Gabie and Drew have. No. freaking. Chemistry. Between them, and yet, AND YET, they kiss. The kiss multiple times. Gabie gets drunk and takes off Drew’s shirt, and then takes off her own. And still there is no chemistry. NONE. NONE! I hated Drew, honestly. He was annoying as a character, always kicking himself when he was down. And Gabie. Oh Lord, Gabie. On page 18, re: Kayla being kidnapped and that it wasn’t her
I'm suddenly glad for my dirty blond hair and my face that still breaks out even though I'm seventeen.
WHAT DOES THAT EVEN HAVE TO DO WITH ANYTHING. One, you are beautiful no matter what your hair color is! (because Gabie is commenting on Kayla’s gorgeous black hair) and two, THAT IS SO FREAKING INSULTING TO ME. *picks up blond hair* Plus, you’re seventeen. You’re a teenager who works in a pizza place. You’re going to freaking breakout. Uh, I break out and I’m way older than you. You breakout no matter how freaking old you are. It happens. It’s a way of life, get over yourself, Gabie. I don’t like you.
The plot… oh man, the plot. Do you know that April Henry based this book on a true story? Yup. It says so right here. The plot was fascinating—but I hated that a certain somebody killed themselves because everybody thought he kidnapped Kayla and killed her. I hated the cops. I hated the stupid psychic who was WRONG. I HATED HER. She babbles on and on about how she was right about this case, and in the end, she isn’t, she’s a liar, she needs to go to hell. But back to the actual plot; the kidnapper has no real motivation to take Kayla/Gabie. Just that Gabie is… perfect? The one for him? I don’t even.

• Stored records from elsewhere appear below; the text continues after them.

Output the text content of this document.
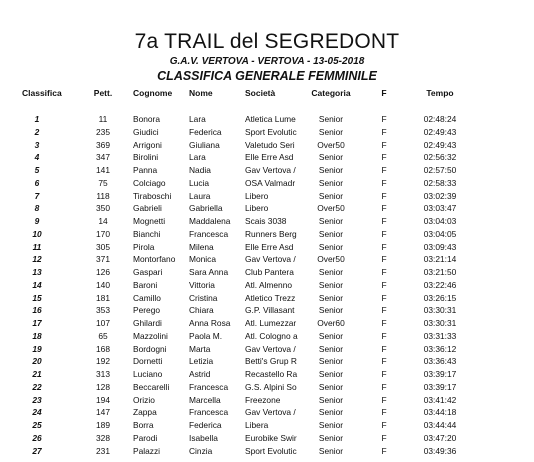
7a TRAIL del SEGREDONT
G.A.V. VERTOVA - VERTOVA - 13-05-2018
CLASSIFICA GENERALE FEMMINILE
Classifica	Pett.	Cognome	Nome	Società	Categoria	F	Tempo
1	11	Bonora	Lara	Atletica Lume	Senior	F	02:48:24
2	235	Giudici	Federica	Sport Evolutic	Senior	F	02:49:43
3	369	Arrigoni	Giuliana	Valetudo Seri	Over50	F	02:49:43
4	347	Birolini	Lara	Elle Erre Asd	Senior	F	02:56:32
5	141	Panna	Nadia	Gav Vertova /	Senior	F	02:57:50
6	75	Colciago	Lucia	OSA Valmadr	Senior	F	02:58:33
7	118	Tiraboschi	Laura	Libero	Senior	F	03:02:39
8	350	Gabrieli	Gabriella	Libero	Over50	F	03:03:47
9	14	Mognetti	Maddalena	Scais 3038	Senior	F	03:04:03
10	170	Bianchi	Francesca	Runners Berg	Senior	F	03:04:05
11	305	Pirola	Milena	Elle Erre Asd	Senior	F	03:09:43
12	371	Montorfano	Monica	Gav Vertova /	Over50	F	03:21:14
13	126	Gaspari	Sara Anna	Club Pantera	Senior	F	03:21:50
14	140	Baroni	Vittoria	Atl. Almenno	Senior	F	03:22:46
15	181	Camillo	Cristina	Atletico Trezz	Senior	F	03:26:15
16	353	Perego	Chiara	G.P. Villasant	Senior	F	03:30:31
17	107	Ghilardi	Anna Rosa	Atl. Lumezzar	Over60	F	03:30:31
18	65	Mazzolini	Paola M.	Atl. Cologno a	Senior	F	03:31:33
19	168	Bordogni	Marta	Gav Vertova /	Senior	F	03:36:12
20	192	Dornetti	Letizia	Betti's Grup R	Senior	F	03:36:43
21	313	Luciano	Astrid	Recastello Ra	Senior	F	03:39:17
22	128	Beccarelli	Francesca	G.S. Alpini So	Senior	F	03:39:17
23	194	Orizio	Marcella	Freezone	Senior	F	03:41:42
24	147	Zappa	Francesca	Gav Vertova /	Senior	F	03:44:18
25	189	Borra	Federica	Libera	Senior	F	03:44:44
26	328	Parodi	Isabella	Eurobike Swir	Senior	F	03:47:20
27	231	Palazzi	Cinzia	Sport Evolutic	Senior	F	03:49:36
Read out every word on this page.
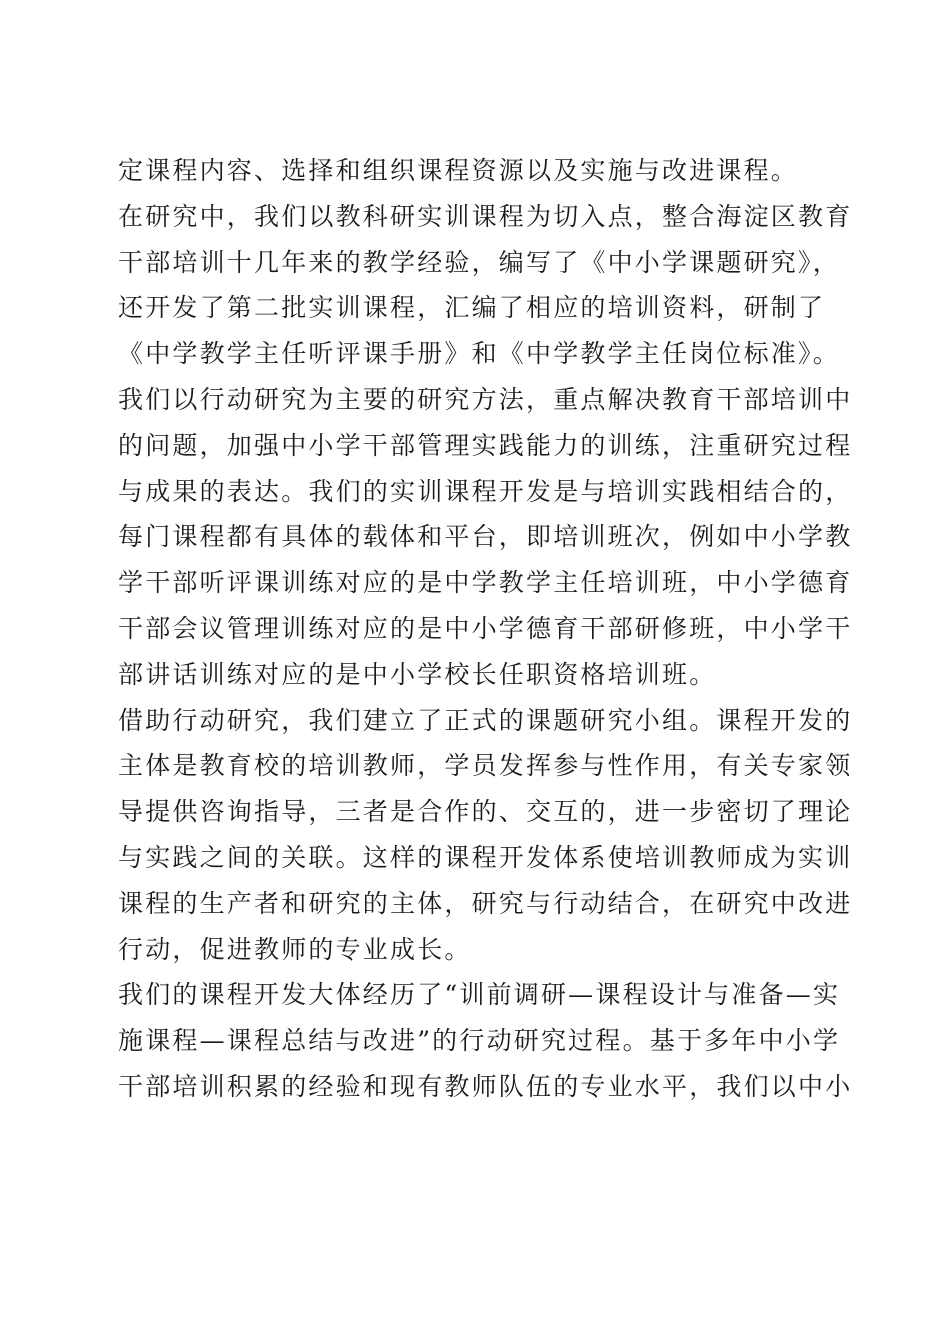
定课程内容、选择和组织课程资源以及实施与改进课程。
在研究中，我们以教科研实训课程为切入点，整合海淀区教育
干部培训十几年来的教学经验，编写了《中小学课题研究》，
还开发了第二批实训课程，汇编了相应的培训资料，研制了
《中学教学主任听评课手册》和《中学教学主任岗位标准》。
我们以行动研究为主要的研究方法，重点解决教育干部培训中
的问题，加强中小学干部管理实践能力的训练，注重研究过程
与成果的表达。我们的实训课程开发是与培训实践相结合的，
每门课程都有具体的载体和平台，即培训班次，例如中小学教
学干部听评课训练对应的是中学教学主任培训班，中小学德育
干部会议管理训练对应的是中小学德育干部研修班，中小学干
部讲话训练对应的是中小学校长任职资格培训班。
借助行动研究，我们建立了正式的课题研究小组。课程开发的
主体是教育校的培训教师，学员发挥参与性作用，有关专家领
导提供咨询指导，三者是合作的、交互的，进一步密切了理论
与实践之间的关联。这样的课程开发体系使培训教师成为实训
课程的生产者和研究的主体，研究与行动结合，在研究中改进
行动，促进教师的专业成长。
我们的课程开发大体经历了“训前调研—课程设计与准备—实
施课程—课程总结与改进”的行动研究过程。基于多年中小学
干部培训积累的经验和现有教师队伍的专业水平，我们以中小
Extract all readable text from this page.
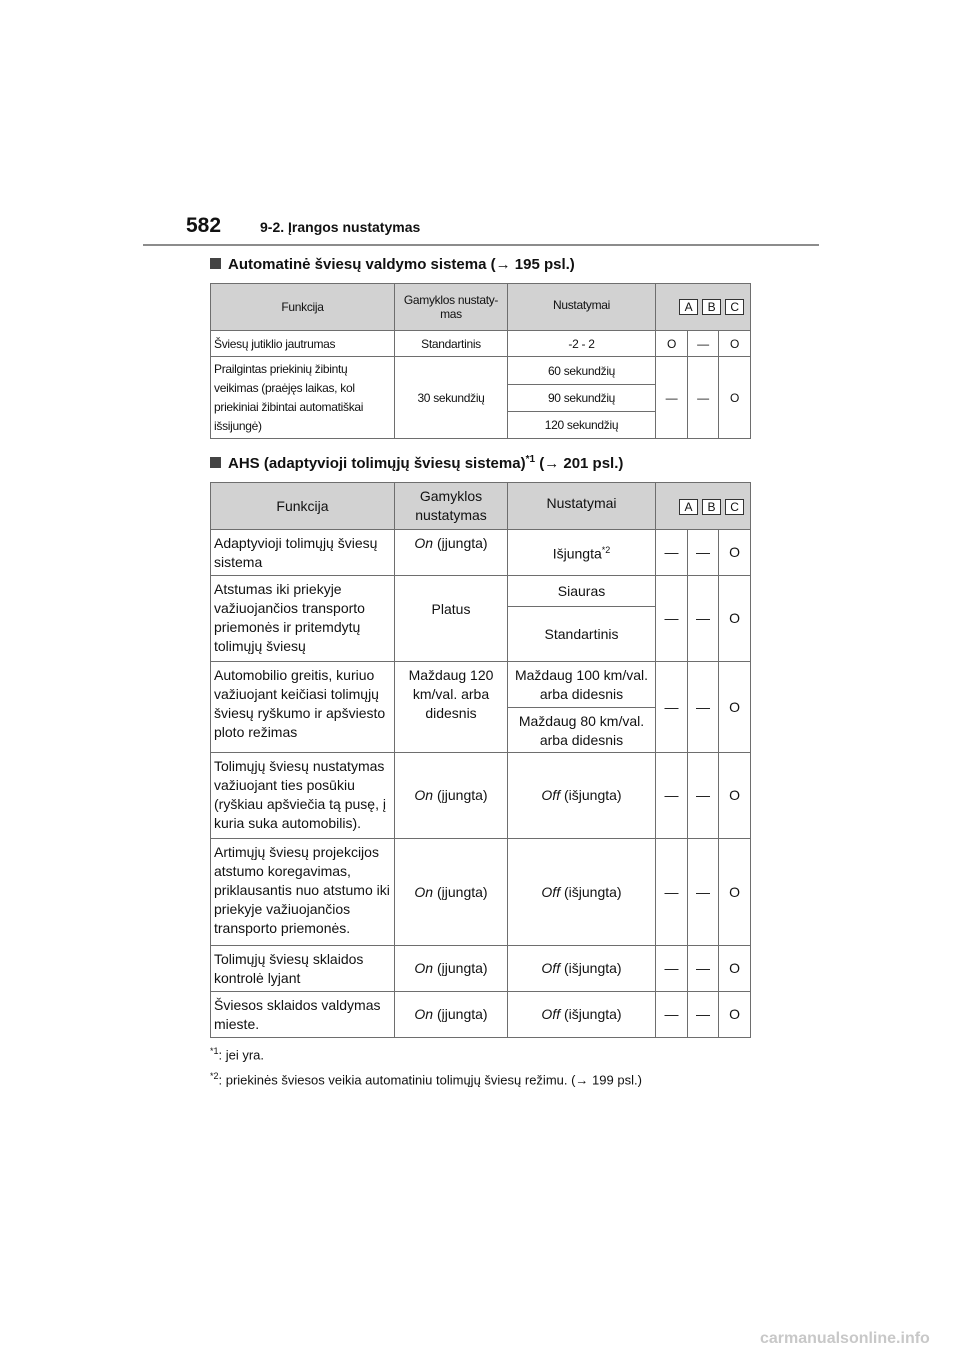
582	9-2. Įrangos nustatymas
Automatinė šviesų valdymo sistema (→ 195 psl.)
Funkcija	Gamyklos nustaty-mas	Nustatymai	A B C		
Šviesų jutiklio jautrumas	Standartinis	-2 - 2	O	—	O
Prailgintas priekinių žibintų veikimas (praėjęs laikas, kol priekiniai žibintai automatiškai išsijungė)	30 sekundžių	60 sekundžių	—	—	O
		90 sekundžių			
		120 sekundžių			
AHS (adaptyvioji tolimųjų šviesų sistema)$^{*1}$ (→ 201 psl.)
Funkcija	Gamyklos nustatymas	Nustatymai	A B C		
Adaptyvioji tolimųjų šviesų sistema	On (įjungta)	Išjungta$^{*2}$	—	—	O
Atstumas iki priekyje važiuojančios transporto priemonės ir pritemdytų tolimųjų šviesų	Platus	Siauras	—	—	O
		Standartinis			
Automobilio greitis, kuriuo važiuojant keičiasi tolimųjų šviesų ryškumo ir apšviesto ploto režimas	Maždaug 120 km/val. arba didesnis	Maždaug 100 km/val. arba didesnis	—	—	O
		Maždaug 80 km/val. arba didesnis			
Tolimųjų šviesų nustatymas važiuojant ties posūkiu (ryškiau apšviečia tą pusę, į kuria suka automobilis).	On (įjungta)	Off (išjungta)	—	—	O
Artimųjų šviesų projekcijos atstumo koregavimas, priklausantis nuo atstumo iki priekyje važiuojančios transporto priemonės.	On (įjungta)	Off (išjungta)	—	—	O
Tolimųjų šviesų sklaidos kontrolė lyjant	On (įjungta)	Off (išjungta)	—	—	O
Šviesos sklaidos valdymas mieste.	On (įjungta)	Off (išjungta)	—	—	O
$^{*1}$: jei yra.
$^{*2}$: priekinės šviesos veikia automatiniu tolimųjų šviesų režimu. (→ 199 psl.)
carmanualsonline.info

The only thing that kept me reading was the hook—it sunk its claws into me and didn’t let go until I was finished. I read it in a day, all while snarking about it on Goodreads. I would advise skipping this one, but if you want a really good mystery, try Lisa and Laura Roecker’s The Liar Society or if you love science fiction, Beth Revis’ Across the Universe (and A Million Suns, book two).